Even nature seems to be conspiring against the people of Iraq. The summer heat is as omnipresent as President Saddam Hussein, whose portrait dominates every street corner. A devastating drought is entering its third year - imperilling food production in a country with less than 12 per cent arable land.

"I cannot live this way any longer, and neither should my children," said Kula Jabar, a former civil servant who now supports her family with her skill on the sewing machine. "I cannot afford meat or fruits or pretty clothes for my daughter. We have sold our luxuries," she said.

In such a battered economy, the culture of baksheesh, or bribery, is so ingrained that a sign in the lobby of the Ministry of Oil instructs visitors: "Please leave all gifts with the receptionist."

Middle-class and wealthier families long ago began selling possessions to boost their incomes. First, the extra television and second car.
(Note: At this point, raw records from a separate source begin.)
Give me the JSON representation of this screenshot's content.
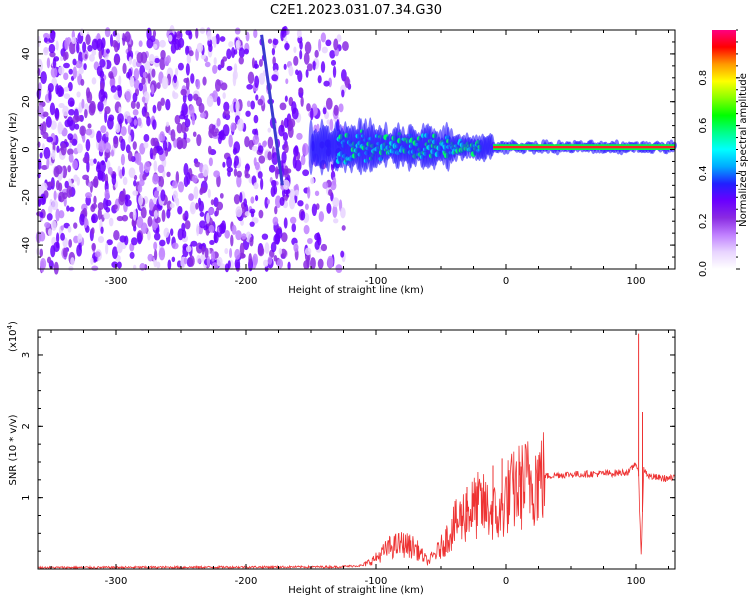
{
  "title": "C2E1.2023.031.07.34.G30",
  "chart_data": [
    {
      "type": "heatmap",
      "xlabel": "Height of straight line (km)",
      "ylabel": "Frequency (Hz)",
      "xlim": [
        -360,
        130
      ],
      "ylim": [
        -50,
        50
      ],
      "x_ticks": [
        -300,
        -200,
        -100,
        0,
        100
      ],
      "y_ticks": [
        -40,
        -20,
        0,
        20,
        40
      ],
      "colorbar": {
        "label": "Normalized spectral amplitude",
        "range": [
          0,
          1
        ],
        "ticks": [
          "0.0",
          "0.2",
          "0.4",
          "0.6",
          "0.8"
        ],
        "colors": [
          "#ffffff",
          "#e8d4ff",
          "#c080ff",
          "#8a2be2",
          "#6a00ff",
          "#2020ff",
          "#00aaff",
          "#00ffff",
          "#00ff88",
          "#00ff00",
          "#88ff00",
          "#ffff00",
          "#ff9900",
          "#ff0000",
          "#ff0080"
        ]
      },
      "features": {
        "noise_region_x": [
          -360,
          -120
        ],
        "signal_band_center_hz": 1,
        "signal_from_km": -150,
        "signal_to_km": 130,
        "oblique_line": [
          [
            -188,
            48
          ],
          [
            -172,
            -15
          ]
        ]
      }
    },
    {
      "type": "line",
      "xlabel": "Height of straight line (km)",
      "ylabel": "SNR (10 * v/v)",
      "y_multiplier": "(x10^4)",
      "xlim": [
        -360,
        130
      ],
      "ylim": [
        0,
        3.35
      ],
      "x_ticks": [
        -300,
        -200,
        -100,
        0,
        100
      ],
      "y_ticks": [
        1,
        2,
        3
      ],
      "color": "#ee3333",
      "envelope": {
        "x": [
          -360,
          -130,
          -110,
          -100,
          -90,
          -80,
          -70,
          -60,
          -50,
          -40,
          -30,
          -20,
          -10,
          -5,
          0,
          10,
          20,
          30,
          40,
          60,
          80,
          95,
          100,
          102,
          104,
          106,
          110,
          120,
          130
        ],
        "y": [
          0.02,
          0.03,
          0.05,
          0.15,
          0.3,
          0.35,
          0.3,
          0.1,
          0.3,
          0.6,
          0.8,
          0.9,
          0.8,
          0.7,
          1.0,
          1.15,
          1.25,
          1.3,
          1.32,
          1.33,
          1.34,
          1.36,
          1.5,
          1.3,
          0.2,
          1.4,
          1.3,
          1.27,
          1.27
        ]
      },
      "spikes": [
        {
          "x": 102,
          "y": 3.3
        },
        {
          "x": 105,
          "y": 2.2
        },
        {
          "x": -3,
          "y": 1.55
        },
        {
          "x": -10,
          "y": 1.45
        },
        {
          "x": -30,
          "y": 1.15
        },
        {
          "x": 10,
          "y": 1.5
        }
      ]
    }
  ]
}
Then the jewellery, carpets and antiques.

But perhaps the saddest sight in Baghdad is the Friday morning book market, in which whole libraries are laid out for sale on blankets on Muttanabi street. The collections of books - art, history, fiction, poetry, literature and scientific works in a dozen languages - show the depth and breadth of Iraqi cultural life. More than anything else here, they illustrate that war and deprivation have destroyed the country's potential to become a leading social and economic force in the Middle East.

A UN-controlled oil-for-food programme has meant that the predominantly Shiite Kurdish provinces in the north are, for the first time, sharing in Iraqi oil revenues. Quality of life here has greatly improved, as aid groups and the UN restore services, build houses and distribute food. In southern and central areas, the humanitarian programme has staved off famine, but hardship is pronounced.